M. Zenaïdi sait, bien sûr, que son nom est souvent associé au régime dictatorial de Ben Ali, qu’il a servi comme ministre pendant les 23 années de son règne sans discontinuer, entre 1987 et 2011 (il avait dirigé les ministères du Commerce, du Tourisme, de la Santé…), mais sans faire d’autocritique – ce serait peut-être trop lui demander –, il affirme, dans sa vidéo, ne vouloir retenir que le meilleur de cette période pour le mettre au service de son pays. Et le meilleur, selon lui, c’est sa bonne connaissance du pays, du peuple, de l’Etat, de l’administration et des réformes qui doivent être mises en œuvre dans l’urgence pour relancer une machine en panne.

Priorité aux questions socio-économiques

Son programme, qui aurait été élaboré par des compétences tunisiennes, serait essentiellement axé sur les questions socio-économiques. Il porterait sur l’amélioration du niveau de vie des citoyens et la préservation de leur sécurité et de leur liberté.

Pour le reste, Zenaïdi multiplie les critiques envers l’actuel locataire du palais de Carthage, qui serait, selon ses termes, «un président sans boussole, un président sans espoir, un président qui ne prête pas attention aux maux du peuple, qui n’est pas conscient de la flambée des prix, qui n’écoute que les déclarations de ses opposants et voit des complots partout  (…), qui utilise les ressources de l’État pour se débarrasser de ses rivaux politiques au lieu de combattre les ennemis de la Tunisie que sont le chômage, l’inflation, l’insécurité, la corruption, l’absence d’horizon et les files d’attente sans fin».

Ses premiers pas, une fois élu, seraient, dit-il «l’annulation de tous les décrets limitant la liberté d’opinion, d’expression et de la presse, la levée des restrictions sur les partis politiques, la libération des détenus politiques et l’abolition des barrière les empêchant d’exercer leurs droits de se présenter aux prochaines élections et de contribuer aux efforts de sauvetage…» Autres promesses de précampagne : la réhabilitation de l’institution judiciaire, pour renforcer son indépendance du pouvoir exécutif, la réinstauration du Conseil supérieur de la magistrature et la mise en place d’une Cour constitutionnelle.
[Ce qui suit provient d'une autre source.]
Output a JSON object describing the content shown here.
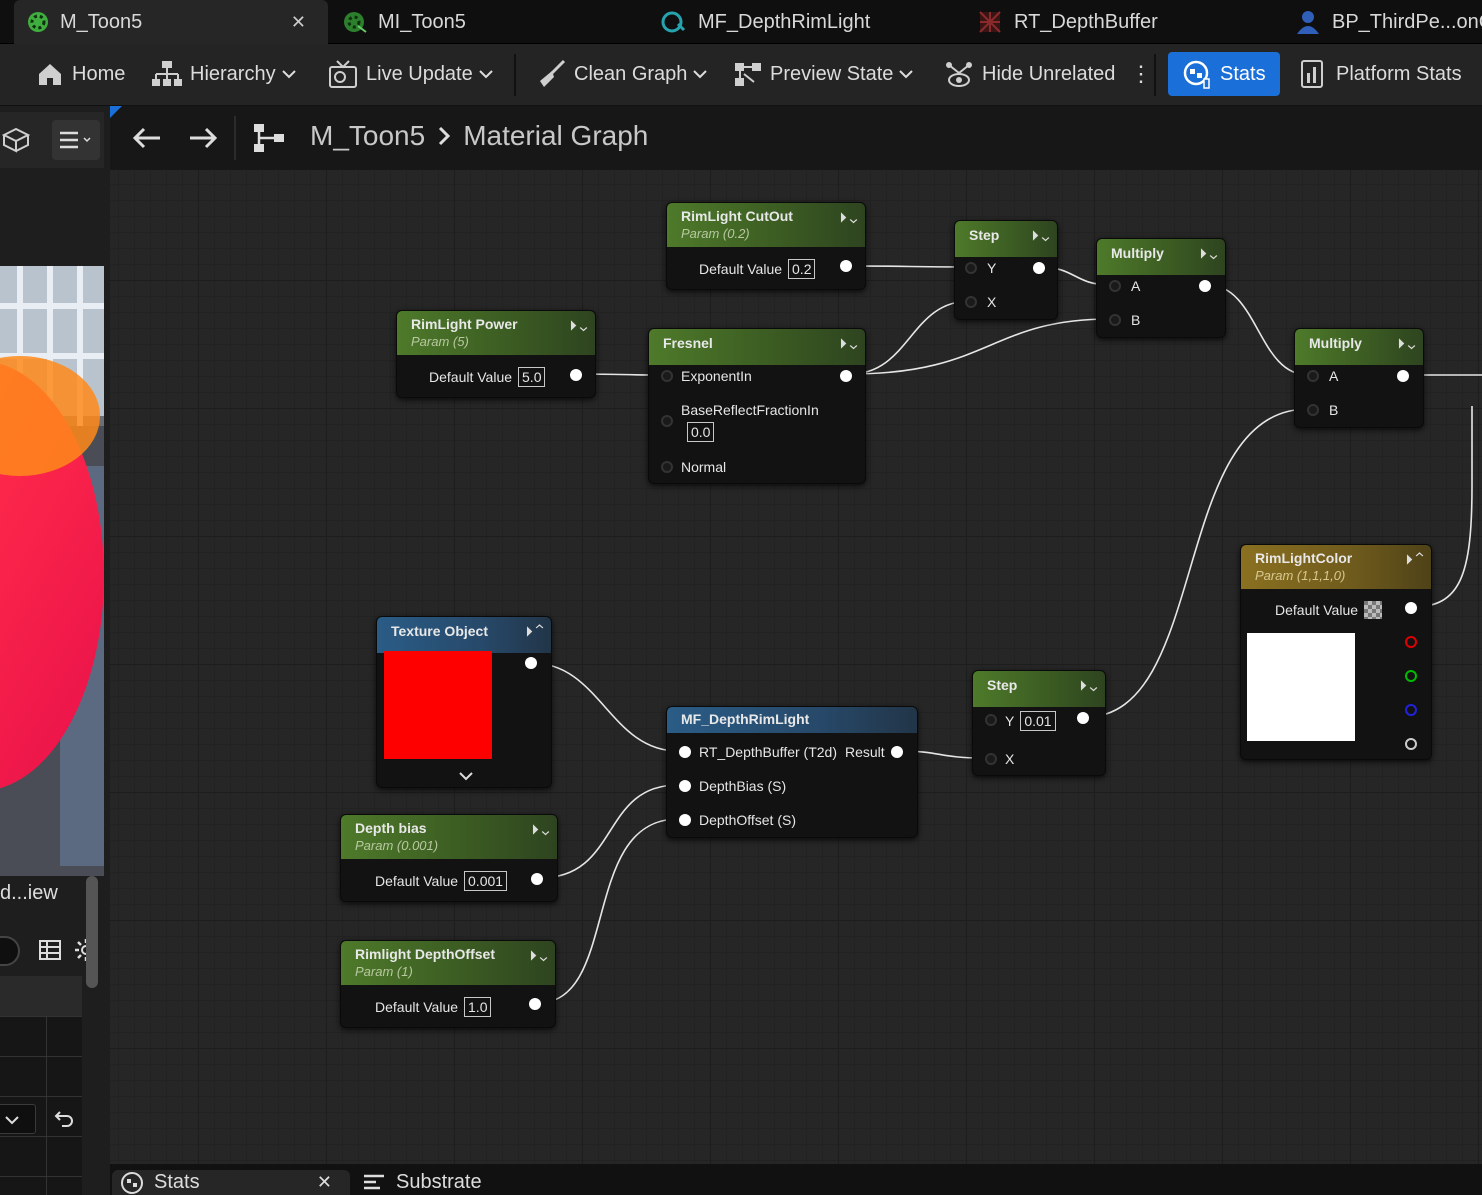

Voilà pour les grandes annonces, qui n’engagent que ceux qui y croient. Mais quelles seraient les chances de cet outsider de retourner en sauveur dans une Tunisie qui n’a pas encore tourné la page de l’ancien régime, ancien régime dont M. Zenaïdi est l’une des figures les plus emblématiques, en termes de longévité politique ?

L’éternel retour des Destouriens

On constatera, au passage, que depuis quelques temps, le président Kaïs Saïed concentre ses attaques sur l’ancien ministre de Ben Ali, conscient peut-être du fait qu’il pourrait être un redoutable adversaire en perspective de la prochaine présidentielle, d’autant qu’après l’incarcération de Abir Moussi, la présidente du Parti destourien libre (PDL), ce dernier fait figure de principal représentant des Destouriens, les fondateurs de l’Etat tunisien moderne et ses héritiers légitimes. Et même s’il traîne de nombreuses casseroles, M. Zenaïdi, centralien formé dans de grandes écoles en France, peut faire prévaloir son expérience de gestionnaire des affaires publiques, et sa connaissance intime des rouages de l’Etat et de la société où il a longtemps joué un rôle de premier plan.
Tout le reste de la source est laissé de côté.